Blanca Navidad

Blanca Navidad

Por Marcia Ramos Lozoya

La noción del tiempo a veces hace estragos entre lo que he amado y el tiempo que he perdido colocando cada esfera, dándole sentido a los doce meses que pasaron y comprobando que aquel viejo propósito se ha derrumbado como nuevamente la estrella que justamente ha caído de la punta del árbol. Pensé que un abrazo sería suficiente para unir en un lazo, la orfandad entre un padre y su hija, pero yo sabía que no.

—Es que se lo dije, se lo dije mil veces.

—Pero, escucha a la niña.

—¡No ves que es toda una mujer!

—Le dije que no me causara problemas, ¡carajo! yo la recomendé

—Ya te dijo que no fue su intención.

—Es que nunca es su intención.

Con esas últimas palabras, cogí mi maleta y me alejé lo más que pude de casa. Cada navidad iba con la incertidumbre, el miedo en el temblor de las rodillas y la mirada sostenida en el pavo que hace mucho no disfruto. Como negarle a mi madre la asistencia de su única hija a la cena de navidad. Cargo con el peso de ser su único orgullo y a veces felicidad, no puedo evitar apretar los labios y no reclamarle a mi padre que me trate así. Aunque entre con un abrazo a su casa como una bandera blanca en medio de la guerra.  

—Hay que guardarle al Sr. Hernández, no olvides el relleno y los romeritos.

—Pero ¿no le vamos a dar a tus hermanas y tus sobrinos?

—No, ellos hicieron su propia cena.

—¿Y qué hay del señor que te ayudó a arreglar el carro?

—No, mujer, entiende, esto es para mi jefe.

—Es que no sé si va a alcanzar, quiero que Gloria se lleve algo.

—Todavía… Después de la vergüenza que me hizo pasar. Es que me parece increíble.

—¿Qué es increíble?

—¿Cómo trataste al Sr. Hernández? Es que no parece que te crié junto con tu madre.

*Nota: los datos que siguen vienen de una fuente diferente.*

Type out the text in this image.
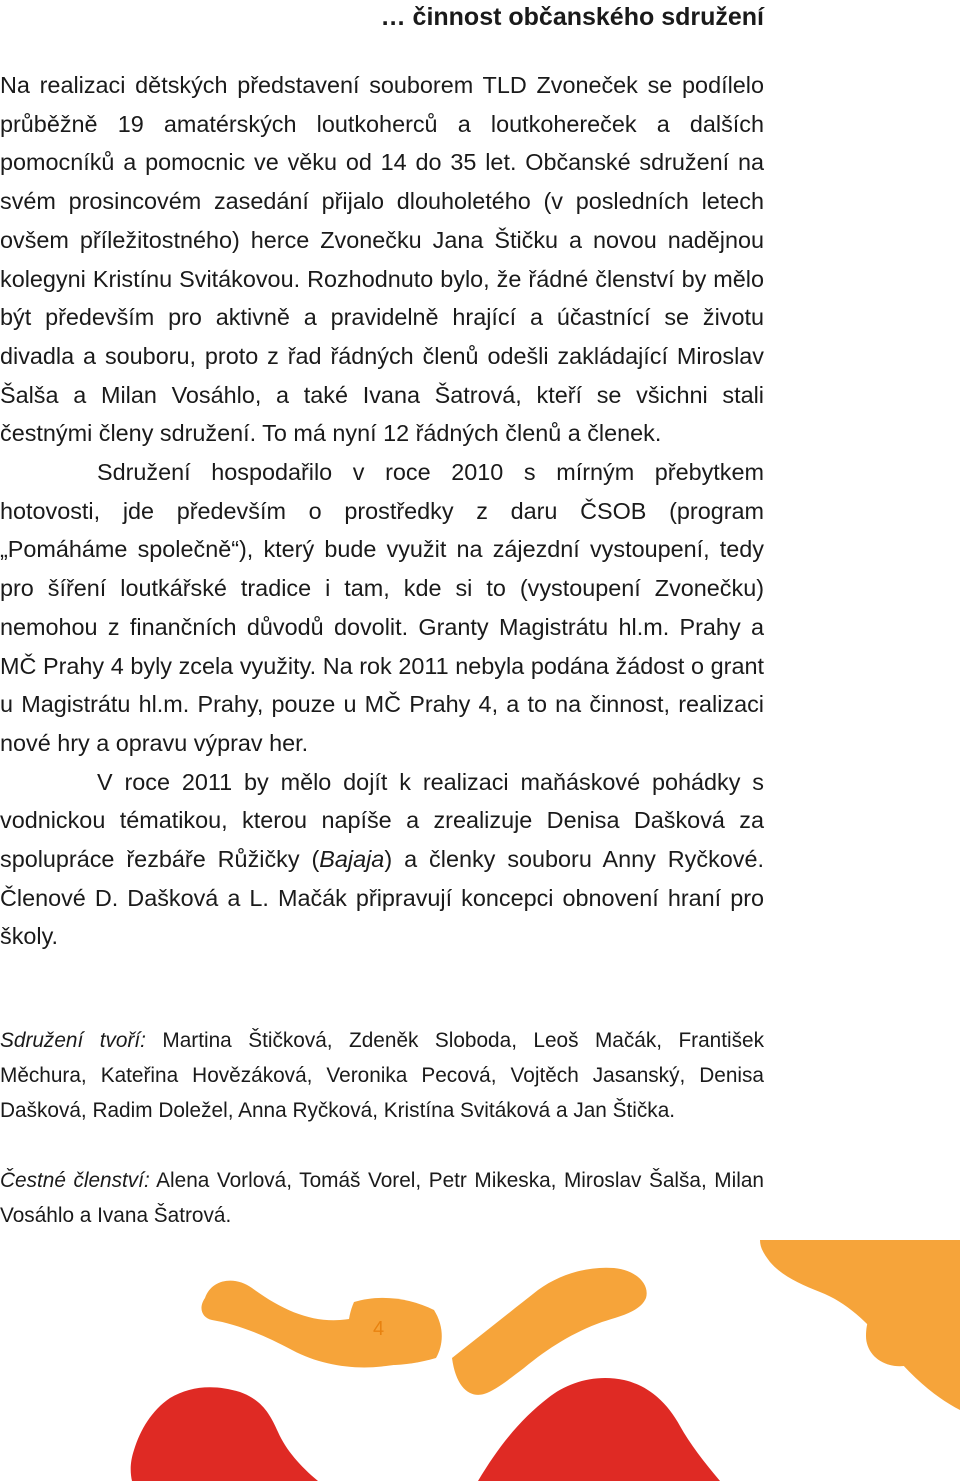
… činnost občanského sdružení

Na realizaci dětských představení souborem TLD Zvoneček se podílelo průběžně 19 amatérských loutkoherců a loutkohereček a dalších pomocníků a pomocnic ve věku od 14 do 35 let. Občanské sdružení na svém prosincovém zasedání přijalo dlouholetého (v posledních letech ovšem příležitostného) herce Zvonečku Jana Štičku a novou nadějnou kolegyni Kristínu Svitákovou. Rozhodnuto bylo, že řádné členství by mělo být především pro aktivně a pravidelně hrající a účastnící se životu divadla a souboru, proto z řad řádných členů odešli zakládající Miroslav Šalša a Milan Vosáhlo, a také Ivana Šatrová, kteří se všichni stali čestnými členy sdružení. To má nyní 12 řádných členů a členek.

Sdružení hospodařilo v roce 2010 s mírným přebytkem hotovosti, jde především o prostředky z daru ČSOB (program „Pomáháme společně“), který bude využit na zájezdní vystoupení, tedy pro šíření loutkářské tradice i tam, kde si to (vystoupení Zvonečku) nemohou z finančních důvodů dovolit. Granty Magistrátu hl.m. Prahy a MČ Prahy 4 byly zcela využity. Na rok 2011 nebyla podána žádost o grant u Magistrátu hl.m. Prahy, pouze u MČ Prahy 4, a to na činnost, realizaci nové hry a opravu výprav her.

V roce 2011 by mělo dojít k realizaci maňáskové pohádky s vodnickou tématikou, kterou napíše a zrealizuje Denisa Dašková za spolupráce řezbáře Růžičky (Bajaja) a členky souboru Anny Ryčkové. Členové D. Dašková a L. Mačák připravují koncepci obnovení hraní pro školy.

Sdružení tvoří: Martina Štičková, Zdeněk Sloboda, Leoš Mačák, František Měchura, Kateřina Hovězáková, Veronika Pecová, Vojtěch Jasanský, Denisa Dašková, Radim Doležel, Anna Ryčková, Kristína Svitáková a Jan Štička.

Čestné členství: Alena Vorlová, Tomáš Vorel, Petr Mikeska, Miroslav Šalša, Milan Vosáhlo a Ivana Šatrová.

4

—Quizás aprendí del mejor.

—Controla a tu hija, porque yo creo que ni mía es.

—Ya me voy.

—No, mija, espérate. Ándale.

—No, creo que aquí no soy bienvenida.

—Pero, es tu casa.

—Mi casa no es, es de tu esposo y de su jefe.

—Esta chamaca parece que no le pagué sus estudios.

Madre se enjuaga las lágrimas derramando Axion en cada plato y cubriendo el coraje con el estropajo. Dice que la comida mucho tiempo pegada se vuelve cochambre y que hay que tallar bien, borrar todo y acomodar cada plato limpio. Repite que sucio es mejor que se quede remojando y guarda silencio. La ayudo a secar, me toca el hombro y me pide que lo perdone. Pero, yo no puedo, no quiero y no debo.

Es que mi padre no entendió cuando le expliqué que cuando salí de la oficina, su jefe me dijo que me daba “raite” y que al cabo ya sabía dónde vivía. Para no ser grosera, accedí y mientras miraba como el semáforo cambiaba de color en completo silencio, su jefe puso su mano sobre mi pierna. La cual yo retiré y jaló de mi mano para ponerla sobre su pene flácido. “¿Qué no te gusta?” dijo, mientras me mostraba sus dientes en una larga sonrisa. Di un grito hondo y saqué la navaja que tenía en mi bolso por cualquier cosa porque a veces ser mujer se trata de que cualquier cosa mala te puede pasar. Le di una puñalada en medio de la mano y me bajé corriendo. Al día siguiente, mi padre me marcó furioso y reclamó que estaría endeudado por mi culpa.

Años después, mamá llama por teléfono para invitarme a pasar la cena a su lado hasta dijo que podía llevar a mi novia. Entonces, comprendo que mi padre ha muerto y que es una blanca navidad.